The food menu has two separate sections for appetizers: Openings and Starters. The former category comprises Israeli standards like salads, labaneh and tehina, while the Starters section features quite a few raw fish choices. There are eight main courses, primarily revolving around fish, with one vegetarian option in each of the main course and starter categories.
Our meal began with Al Hamayim’s bread basket (NIS 23), which was filled with a variety of sliced breads and rolls, served with herbed butter, chili-infused olive oil and whole olives. It was all quite good and was plentiful enough to accompany some of the following courses.
As a starter, our waiter recommended a dish that was formerly a main course: the Shawarma Pita (NIS 89), wherein the “shawarma” was actually morsels of grouper. Strangely, there was no mention of the fish in the name of the dish. The grouper was served on hummus, with pressed tomato salsa, amba tehina and caramelized onion. Accompanied by toasted pita stuffed with a labaneh filling, it was a very filling dish, which deserves to be improved by a greater ratio of fish to condiments.
Next was the Mexican Ceviche (NIS 84) – five pieces of raw white fish with black beans, avocado, tomatoes, chipotle and grilled corn (although the corn was not noticeable). All the ingredients were nice and fresh and added up to a pleasant whole, although the consistency and lack of cooking were hardly enough to qualify it as ceviche.
Similarly misnamed was the “Caesar Salad” (NIS 68) – lettuce, artichoke and pickled egg in a fennel aioli dressing, topped with shards of shaved Parmesan and two pieces of toast (in lieu of croutons). With its different components and no discernible anchovy, this was unlike any Caesar salad we had ever tasted. But when all was said and done, it qualified as an excellent generic salad. It just would be less confusing to call it a house salad rather than pick an inappropriate name; it might even tempt more people to order it.
The dedicated sushi chef (this is one of the few restaurants where the sushi chef is not Asian) prepared a tasting platter of salmon and white fish sashimi in ponzu and soy sauce, as well as rolls of salmon and spicy tuna. We had to make a special request to get wasabi, but the sushi was perfectly satisfactory.
Among the main courses, a porcini mushroom risotto replaced the usual Asian risotto (NIS 127). Unfortunately, the sea bass was overcooked and the sauce overpowering.
The grouper fillet (NIS 167), on the other hand, was firm but moist. We were told this dish is the Al Hamayim version of khraime, prepared with ratte potato, shushka pepper harissa, garlic cream and marocco (sic) sauce. The sauce’s mild heat enhanced the fish while still letting its natural flavor shine through.

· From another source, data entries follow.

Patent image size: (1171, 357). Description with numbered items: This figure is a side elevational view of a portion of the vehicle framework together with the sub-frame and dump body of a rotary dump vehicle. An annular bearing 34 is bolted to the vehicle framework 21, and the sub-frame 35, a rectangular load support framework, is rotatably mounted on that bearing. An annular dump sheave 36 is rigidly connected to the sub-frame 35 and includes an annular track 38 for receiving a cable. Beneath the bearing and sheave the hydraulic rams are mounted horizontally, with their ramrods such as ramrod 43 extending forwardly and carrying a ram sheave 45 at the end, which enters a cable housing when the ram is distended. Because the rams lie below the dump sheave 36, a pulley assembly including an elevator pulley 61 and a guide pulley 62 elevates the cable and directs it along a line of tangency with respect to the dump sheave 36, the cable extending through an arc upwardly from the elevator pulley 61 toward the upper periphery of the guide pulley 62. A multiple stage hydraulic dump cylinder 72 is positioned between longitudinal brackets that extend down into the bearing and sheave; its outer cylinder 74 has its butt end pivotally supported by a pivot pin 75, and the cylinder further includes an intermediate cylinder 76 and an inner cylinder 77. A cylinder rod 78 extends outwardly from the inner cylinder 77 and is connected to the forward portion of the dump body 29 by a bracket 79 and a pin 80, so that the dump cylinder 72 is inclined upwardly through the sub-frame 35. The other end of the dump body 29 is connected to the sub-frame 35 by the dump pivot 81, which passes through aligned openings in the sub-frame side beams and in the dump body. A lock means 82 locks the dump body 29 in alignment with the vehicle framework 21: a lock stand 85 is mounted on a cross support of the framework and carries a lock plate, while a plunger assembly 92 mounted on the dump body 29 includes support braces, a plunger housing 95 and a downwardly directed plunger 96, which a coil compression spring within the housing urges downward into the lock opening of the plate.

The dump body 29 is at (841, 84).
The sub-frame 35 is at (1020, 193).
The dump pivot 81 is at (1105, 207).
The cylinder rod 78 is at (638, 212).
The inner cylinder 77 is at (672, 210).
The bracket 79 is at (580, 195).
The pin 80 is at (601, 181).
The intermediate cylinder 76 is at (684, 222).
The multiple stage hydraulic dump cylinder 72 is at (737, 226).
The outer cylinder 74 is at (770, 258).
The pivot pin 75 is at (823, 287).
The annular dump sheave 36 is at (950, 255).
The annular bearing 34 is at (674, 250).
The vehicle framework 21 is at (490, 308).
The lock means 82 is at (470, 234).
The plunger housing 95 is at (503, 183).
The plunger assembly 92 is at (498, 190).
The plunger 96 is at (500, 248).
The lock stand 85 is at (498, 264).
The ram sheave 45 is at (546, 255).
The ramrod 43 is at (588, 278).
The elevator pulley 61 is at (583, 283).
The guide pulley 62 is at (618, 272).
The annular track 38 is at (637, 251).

The restaurant has a fairly extensive wine list, with a few international vintages, although relatively few wines are available by the glass. Those that are rotate every few weeks and never appear in print, so customers must rely on the waiter’s recitation.
There is no printed dessert menu, either. The waiter who enumerated and described the desserts informed us that there was a new pastry chef who has yet to finalize a menu. The mascarpone “krembo” with strawberry sorbet and raspberry jelly was light and sweet, while the beautifully presented deconstructed tiramisu – a bar of layered chocolate and coffee parfait on a base of amaretto crunch, served with vanilla ice cream, slivers of chocolate and toasted almonds – was delicious.The writer was a guest of the restaurant.